The Full List of Big Thoughts From A Small Mind's 2009 Reviews.
If you could get one million dollars for merely pushing a button once would you do it? Take a moment to really think about this question. Would you push the button if you knew that somewhere in the world one person, who you have never met, would die as a result? These questions serve as the catalyst for Richard Kelly's latest science fiction work, The Box. Based on Richard Matheson's short story "Button, Button", The Box is film that is all about the unrelenting cycle of choices and consequences.
Norma and Arthur Lewis (Cameron Diaz and James Marsden) are a happily married couple living the typical suburban life in 1976. One morning the couple wake up to find a mysterious package on their front door. The parcel contains a wooden box with a red button encased in glass and a note stating that Arlington Steward (Frank Langella) shall be stopping by later. Sure enough, a slightly disfigured Arlington Steward appears later that day to make the couple an offer that they seemingly cannot refuse. Arlington informs Norma that if she, or her husband, pushes the button the couple will receive one million dollars. The only catch being that someone somewhere in the world would die as a result. Arlington informs the couple that they have twenty-four hours to make a choice.
The Box offers a very interesting premise as the themes of financial worth versus human life offers plenty to think about. Sadly the film does live up to its initial set up at all. What makes this film even more disappointing is the fact that this is director Richard Kelly's second straight strike (the first being Southland Tales) after hitting it out of the park with Donnie Darko. Richard Kelly has shown in his earlier works, most notably the aforementioned Darko, that he has the skill needed to deliver complex and engaging science fiction fare. Unfortunately we only get brief glimpses of Kelly's talent in this shamble of a film.

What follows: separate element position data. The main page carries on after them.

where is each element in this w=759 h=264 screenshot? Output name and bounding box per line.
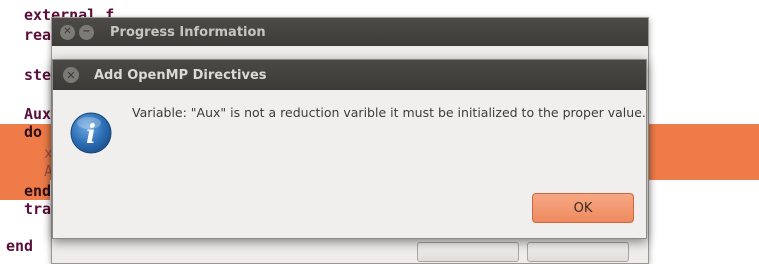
close-icon[interactable]: ✕ <box>60 24 75 40</box>
code-line: tra <box>24 200 52 218</box>
dialog-message: Variable: "Aux" is not a reduction varib… <box>132 105 646 120</box>
dialog-title: Add OpenMP Directives <box>94 67 267 83</box>
code-line: ste <box>24 66 52 84</box>
svg-text:i: i <box>86 120 96 150</box>
progress-window-title: Progress Information <box>110 24 266 40</box>
progress-window-button[interactable] <box>527 242 629 262</box>
ok-button-label: OK <box>573 200 593 216</box>
code-line: Aux <box>24 105 52 123</box>
minimize-icon[interactable]: − <box>79 24 94 40</box>
progress-window-button[interactable] <box>417 242 519 262</box>
close-icon[interactable]: ✕ <box>63 67 79 83</box>
progress-window-titlebar: ✕ − Progress Information <box>52 18 648 46</box>
code-line: end <box>6 237 34 255</box>
info-icon: i <box>70 112 112 154</box>
ok-button[interactable]: OK <box>532 193 634 223</box>
code-line: rea <box>24 26 52 44</box>
code-line: do <box>24 123 43 141</box>
dialog-titlebar: ✕ Add OpenMP Directives <box>53 60 646 90</box>
add-openmp-directives-dialog: ✕ Add OpenMP Directives i Variable: "Aux… <box>52 59 647 239</box>
code-line: end <box>24 182 52 200</box>
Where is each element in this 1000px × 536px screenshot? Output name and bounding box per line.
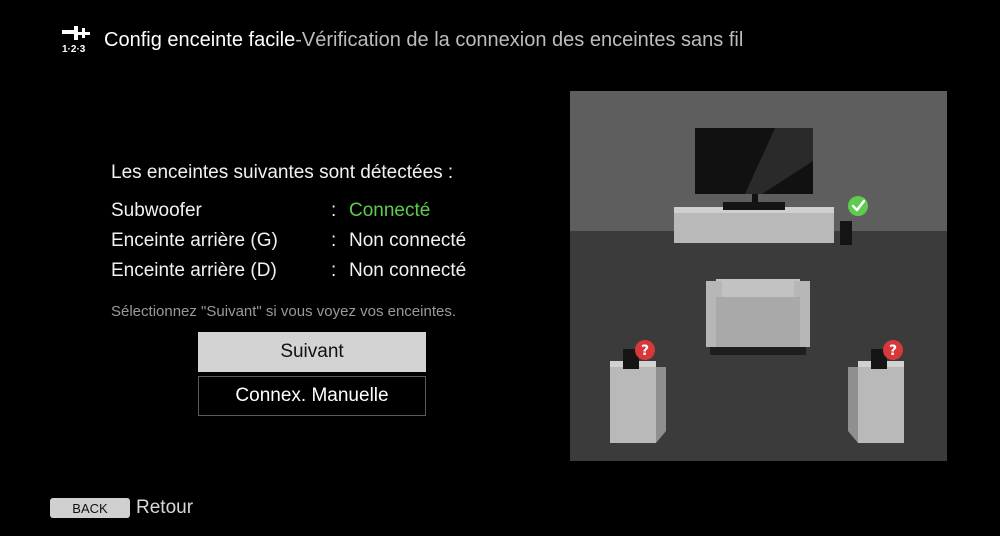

There are several elements that hurt this film, the most notable being the uneven editing. Due to the abrupt editing it often feels like chunks of the story are missing. Characters randomly appear and react to things without any real contexts. Several individuals are creepy just for the sake of being creepy. The flaws with the editing become more pronounced once Kelly reveals all of the major plot points.
Needless to say The Box does require the audience to take huge leaps of faith in order to avoid the numerous plot holes. The problem is there is only so much silliness a person can sit through before you start to question things. For example, if we are to believe that the events in this picture happened before and will happen again. Is Arthur's actions towards the latter half of the film as important as his NASA friends would have you believe? Also, the issue of freewill is both the cause and cure to certain situations, should Arlington's side really be that judgmental of the choices the characters make? Especially since Arlington is constantly arranging events to ensure things play out the way they do?
Richard Kelly strives to make The Box a dark and pulpy tale, as a result it plays more like a really bad episode of the Twilight Zone. Heck, even a television show like Fringe could make this subject matter far more disturbing and engaging. The cast does the best they can with the material but even that is not enough to salvage the film. Langella is the standout as he has the juiciest role in the picture. Marsden and Diaz have been far better elsewhere and never reach the level they should to give the picture greater significance. As much as it pains me to say, most of the blame has to fall on Kelly's shoulders for this. Instead of focusing more on tighter editing and a stronger script, Kelly seems to be more interested in making grand statements and incorporating moments merely because it allows for some "cool shots." There is a chance that The Box is one of those films that will reveal its hidden strengths upon multiple viewings. Frankly it was excruciating to sit through this film once, I can hardly fathom the idea of torturing myself again just to see if there is something more hidden at the bottom of this box.